MURAD: A Large-Scale Multi-Domain Unified Reverse Arabic Dictionary Dataset
Serry Sibaee, Yasser Alhabashi, Nadia Sibai, Yara Farouk, Adel Ammar, Sawsan AlHalawani, Wadii Boulila
TL;DR
The paper addresses the lack of large-scale, multi-domain Arabic lexical resources linking words to formal definitions. It introduces MURAD, a large open reverse Arabic dictionary with 96,243 word-definition triplets drawn from 17 sources across Islamic, linguistic, and scientific domains. A hybrid OCR-and-NLP pipeline (including Mistral OCR and GPT-4o) is used to extract, normalize, and structure definitions according to eight lexicographic standards, ensuring high-quality, reusable data.
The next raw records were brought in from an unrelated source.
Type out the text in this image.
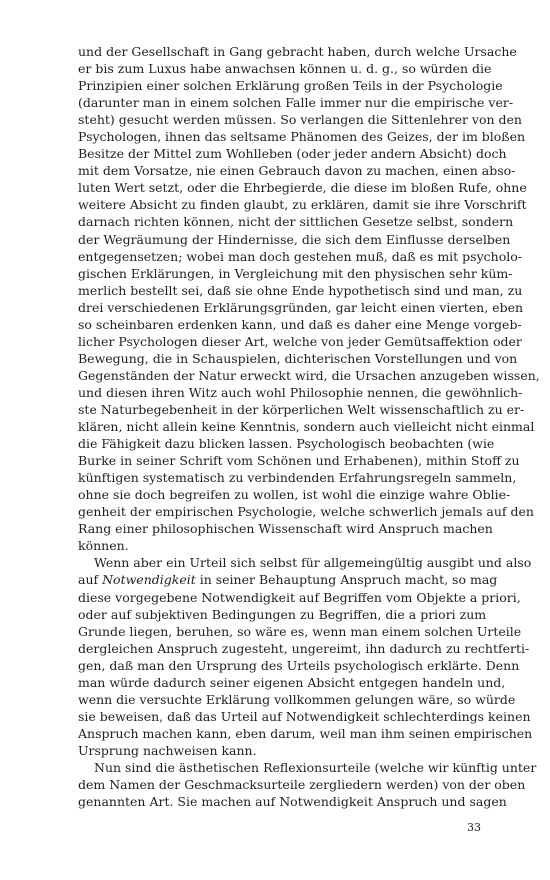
und der Gesellschaft in Gang gebracht haben, durch welche Ursache
er bis zum Luxus habe anwachsen können u. d. g., so würden die
Prinzipien einer solchen Erklärung großen Teils in der Psychologie
(darunter man in einem solchen Falle immer nur die empirische ver-
steht) gesucht werden müssen. So verlangen die Sittenlehrer von den
Psychologen, ihnen das seltsame Phänomen des Geizes, der im bloßen
Besitze der Mittel zum Wohlleben (oder jeder andern Absicht) doch
mit dem Vorsatze, nie einen Gebrauch davon zu machen, einen abso-
luten Wert setzt, oder die Ehrbegierde, die diese im bloßen Rufe, ohne
weitere Absicht zu finden glaubt, zu erklären, damit sie ihre Vorschrift
darnach richten können, nicht der sittlichen Gesetze selbst, sondern
der Wegräumung der Hindernisse, die sich dem Einflusse derselben
entgegensetzen; wobei man doch gestehen muß, daß es mit psycholo-
gischen Erklärungen, in Vergleichung mit den physischen sehr küm-
merlich bestellt sei, daß sie ohne Ende hypothetisch sind und man, zu
drei verschiedenen Erklärungsgründen, gar leicht einen vierten, eben
so scheinbaren erdenken kann, und daß es daher eine Menge vorgeb-
licher Psychologen dieser Art, welche von jeder Gemütsaffektion oder
Bewegung, die in Schauspielen, dichterischen Vorstellungen und von
Gegenständen der Natur erweckt wird, die Ursachen anzugeben wissen,
und diesen ihren Witz auch wohl Philosophie nennen, die gewöhnlich-
ste Naturbegebenheit in der körperlichen Welt wissenschaftlich zu er-
klären, nicht allein keine Kenntnis, sondern auch vielleicht nicht einmal
die Fähigkeit dazu blicken lassen. Psychologisch beobachten (wie
Burke in seiner Schrift vom Schönen und Erhabenen), mithin Stoff zu
künftigen systematisch zu verbindenden Erfahrungsregeln sammeln,
ohne sie doch begreifen zu wollen, ist wohl die einzige wahre Oblie-
genheit der empirischen Psychologie, welche schwerlich jemals auf den
Rang einer philosophischen Wissenschaft wird Anspruch machen
können.
Wenn aber ein Urteil sich selbst für allgemeingültig ausgibt und also
auf Notwendigkeit in seiner Behauptung Anspruch macht, so mag
diese vorgegebene Notwendigkeit auf Begriffen vom Objekte a priori,
oder auf subjektiven Bedingungen zu Begriffen, die a priori zum
Grunde liegen, beruhen, so wäre es, wenn man einem solchen Urteile
dergleichen Anspruch zugesteht, ungereimt, ihn dadurch zu rechtferti-
gen, daß man den Ursprung des Urteils psychologisch erklärte. Denn
man würde dadurch seiner eigenen Absicht entgegen handeln und,
wenn die versuchte Erklärung vollkommen gelungen wäre, so würde
sie beweisen, daß das Urteil auf Notwendigkeit schlechterdings keinen
Anspruch machen kann, eben darum, weil man ihm seinen empirischen
Ursprung nachweisen kann.
Nun sind die ästhetischen Reflexionsurteile (welche wir künftig unter
dem Namen der Geschmacksurteile zergliedern werden) von der oben
genannten Art. Sie machen auf Notwendigkeit Anspruch und sagen
33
The dataset enables reverse dictionary modeling, semantic retrieval, definition generation, and embedding evaluation, and it is released with complete processing pipelines and open-source code to support reproducible research in Arabic lexical semantics.
Abstract
Arabic is a linguistically and culturally rich language with a vast vocabulary that spans scientific, religious, and literary domains. Yet, large-scale lexical datasets linking Arabic words to precise definitions remain limited. We present MURAD (Multi-domain Unified Reverse Arabic Dictionary), an open lexical dataset with 96,243 word-definition pairs. The data come from trusted reference works and educational sources. Extraction used a hybrid pipeline integrating direct text parsing, optical character recognition, and automated reconstruction. This ensures accuracy and clarity. Each record aligns a target word with its standardized Arabic definition and metadata that identifies the source domain. The dataset covers terms from linguistics, Islamic studies, mathematics, physics, psychology, and engineering. It supports computational linguistics and lexicographic research. Applications include reverse dictionary modeling, semantic retrieval, and educational tools. By releasing this resource, we aim to advance Arabic natural language processing and promote reproducible research on Arabic lexical semantics.